Key Experimental Results¶
Main Results: Core Correlation and Applications¶
| Experiment | Setting | Key Results |
|---|---|---|
| PPL vs. Dispersion | LLaMA-3.2 (1B/3B/8B), Wiki/News/Med | Pearson \(r \approx -0.62 \sim -0.92\), consistent across families |
| Difficulty Ranking | ARC-Challenge / MMLU, LLaMA 1B/3B/8B | Accuracy increases monotonically with \(D\) |
| Model Selection (\(G\)) | Qwen on MATH (9 checkpoints) | Spearman \(>0.95\), perfectly ranked 9 checkpoints |
| Training Trajectory | Olmo-7B 30 intermediate checkpoints | Dispersion tracks performance improvement, correlation \(>0.90\) |
kNN-LM Layer Selection (Dispersion, N=10/50/100)¶
| Model | Attention Sub-layer \(h_{\text{att}}\) | FFN Sub-layer \(h_{\text{ffn}}\) |
|---|---|---|
| GPT2-Medium | 0.66 | 0.19 |
| GPT2-Large | 0.80 | 0.68 |
| DistilGPT2 | 0.83 | 0.30 |
The Attention sub-layer is consistently more dispersed and thus chosen as the kNN-LM key.
Push-away Auxiliary Loss (GPT2-small Test PPL)¶
| Setting | Config | Step 500 | Step 1000 |
|---|---|---|---|
| Single domain (LR=5e-4) | Base / +Aux (\(\lambda\)=0.1) | 166.2 / 165.6 | 83.0 / 82.0 |
| Cross domain (LR=7e-4) | Base / +Aux (\(\lambda\)=0.01) | 304.4 / 255.2 | 175.7 / 150.2 |
Key Findings¶
- Robust Core Law: Negative correlation between dispersion and perplexity is universal across layers (deepening), models, and domains.
- Intra-cluster Expansion: Dispersion is a global phenomenon where even highly similar contexts are pushed further apart as the model improves.
- Near-perfect Ranking with G: \(G\) correctly ranks all checkpoints without a single error on Qwen MATH using only CPU matrix operations.
- Cross-domain Gain: The auxiliary loss is most effective when bridging heterogeneous data sources (e.g., Wiki + Code).
Highlights & Insights¶
- Unified Metric for Diagnosis and Training: A single statistic (average pairwise cosine distance) predicts performance and acts as a training signal to improve it.
- Extreme Efficiency of G: Model selection requires no forward pass and no input data, operating solely on the output projection matrix.
- Shortcut for Layer Selection: Dispersion difference pre-identifies the best layer for kNN-LM without exhaustive trials.
- Component-agnostic Interpretability: Uses a global geometric metric to link internal structure to external behavior (PPL, accuracy) without decomposing circuits.
Limitations & Future Work¶
- The metric is a relative indicator of difficulty/quality, not a calibrated predictor of absolute accuracy across different model architectures.
- Model and layer selection require shared tokenizers; absolute dispersion values are not directly comparable across different tokenizers.

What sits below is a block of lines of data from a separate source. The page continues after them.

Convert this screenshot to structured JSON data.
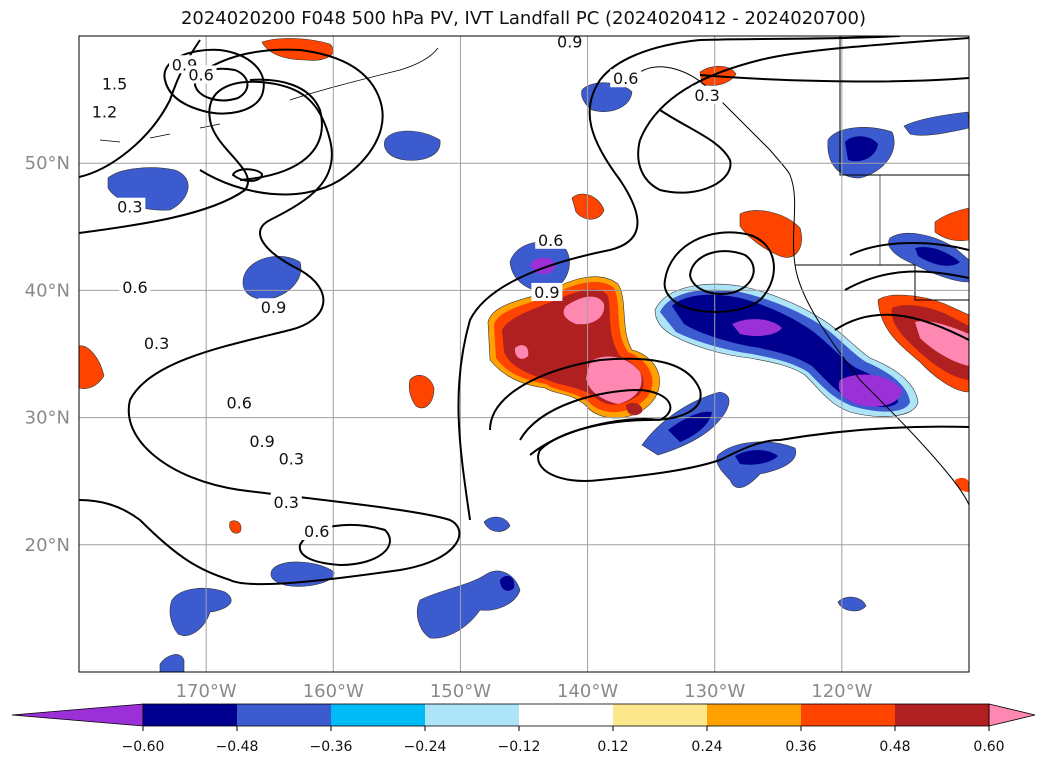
{
  "title": "2024020200 F048 500 hPa PV, IVT Landfall PC (2024020412 - 2024020700)",
  "map": {
    "lon_range": [
      -180,
      -110
    ],
    "lat_range": [
      10,
      60
    ],
    "lon_ticks": [
      {
        "value": -170,
        "label": "170°W"
      },
      {
        "value": -160,
        "label": "160°W"
      },
      {
        "value": -150,
        "label": "150°W"
      },
      {
        "value": -140,
        "label": "140°W"
      },
      {
        "value": -130,
        "label": "130°W"
      },
      {
        "value": -120,
        "label": "120°W"
      }
    ],
    "lat_ticks": [
      {
        "value": 20,
        "label": "20°N"
      },
      {
        "value": 30,
        "label": "30°N"
      },
      {
        "value": 40,
        "label": "40°N"
      },
      {
        "value": 50,
        "label": "50°N"
      }
    ],
    "grid": true,
    "contour_labels": [
      {
        "text": "1.5",
        "lon": -177.2,
        "lat": 56.2
      },
      {
        "text": "1.2",
        "lon": -178.0,
        "lat": 54.0
      },
      {
        "text": "0.9",
        "lon": -171.7,
        "lat": 57.7
      },
      {
        "text": "0.6",
        "lon": -170.4,
        "lat": 56.9
      },
      {
        "text": "0.3",
        "lon": -176.0,
        "lat": 46.5
      },
      {
        "text": "0.9",
        "lon": -141.4,
        "lat": 59.5
      },
      {
        "text": "0.6",
        "lon": -137.0,
        "lat": 56.6
      },
      {
        "text": "0.3",
        "lon": -130.6,
        "lat": 55.3
      },
      {
        "text": "0.6",
        "lon": -142.9,
        "lat": 43.9
      },
      {
        "text": "0.9",
        "lon": -143.2,
        "lat": 39.8
      },
      {
        "text": "0.6",
        "lon": -167.4,
        "lat": 31.1
      },
      {
        "text": "0.9",
        "lon": -165.6,
        "lat": 28.1
      },
      {
        "text": "0.3",
        "lon": -163.3,
        "lat": 26.7
      },
      {
        "text": "0.3",
        "lon": -163.7,
        "lat": 23.3
      },
      {
        "text": "0.6",
        "lon": -161.3,
        "lat": 21.0
      },
      {
        "text": "0.9",
        "lon": -164.7,
        "lat": 38.6
      },
      {
        "text": "0.6",
        "lon": -175.6,
        "lat": 40.2
      },
      {
        "text": "0.3",
        "lon": -173.9,
        "lat": 35.8
      }
    ],
    "field_colors": {
      "neg_ramp": [
        "#aee4f8",
        "#00bcf6",
        "#3b5bcf",
        "#00008f",
        "#9b30d8"
      ],
      "pos_ramp": [
        "#fde88d",
        "#ffa100",
        "#ff4400",
        "#b02020",
        "#ff88b2"
      ]
    }
  },
  "colorbar": {
    "levels": [
      -0.6,
      -0.48,
      -0.36,
      -0.24,
      -0.12,
      0.12,
      0.24,
      0.36,
      0.48,
      0.6
    ],
    "labels": [
      "−0.60",
      "−0.48",
      "−0.36",
      "−0.24",
      "−0.12",
      "0.12",
      "0.24",
      "0.36",
      "0.48",
      "0.60"
    ],
    "colors": [
      "#9b30d8",
      "#00008f",
      "#3b5bcf",
      "#00bcf6",
      "#aee4f8",
      "#ffffff",
      "#fde88d",
      "#ffa100",
      "#ff4400",
      "#b02020",
      "#ff88b2"
    ],
    "extend": "both"
  }
}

- The gain of the push-away loss in single-domain settings is relatively small (\(\sim 1-4\) points).
- Experiments primarily cover small to medium models; robustness on LLMs at the 70B+ scale remains to be verified.
Related Work & Insights¶
- vs. Anisotropy/Rank Collapse (Ethayarajh 2019; Gao 2019): While prior work noted that collapse hurts expressivity, this paper provides a quantifiable, actionable dispersion metric linked to performance.
- vs. Viswanathan et al. (2025): Advances beyond descriptive analysis of token distributions to prove that dispersion can predict and improve accuracy.
- vs. Mechanistic Interpretability: Offers a high-level, component-agnostic geometric view instead of component-specific reverse engineering.
- vs. Probing: Requires no labeled data; dispersion is an intrinsic measure of the model's own hidden states.
Rating¶
- Novelty: ⭐⭐⭐⭐ Transforms a simple statistic from description to prediction/improvement across four tasks.
- Experimental Thoroughness: ⭐⭐⭐⭐ Extensive cross-family/domain validation, though limited to smaller scales.
- Writing Quality: ⭐⭐⭐⭐ Clear narrative (Metric → Law → Applications).
- Value: ⭐⭐⭐⭐ Highly attractive zero-label tools for model diagnosis and screening.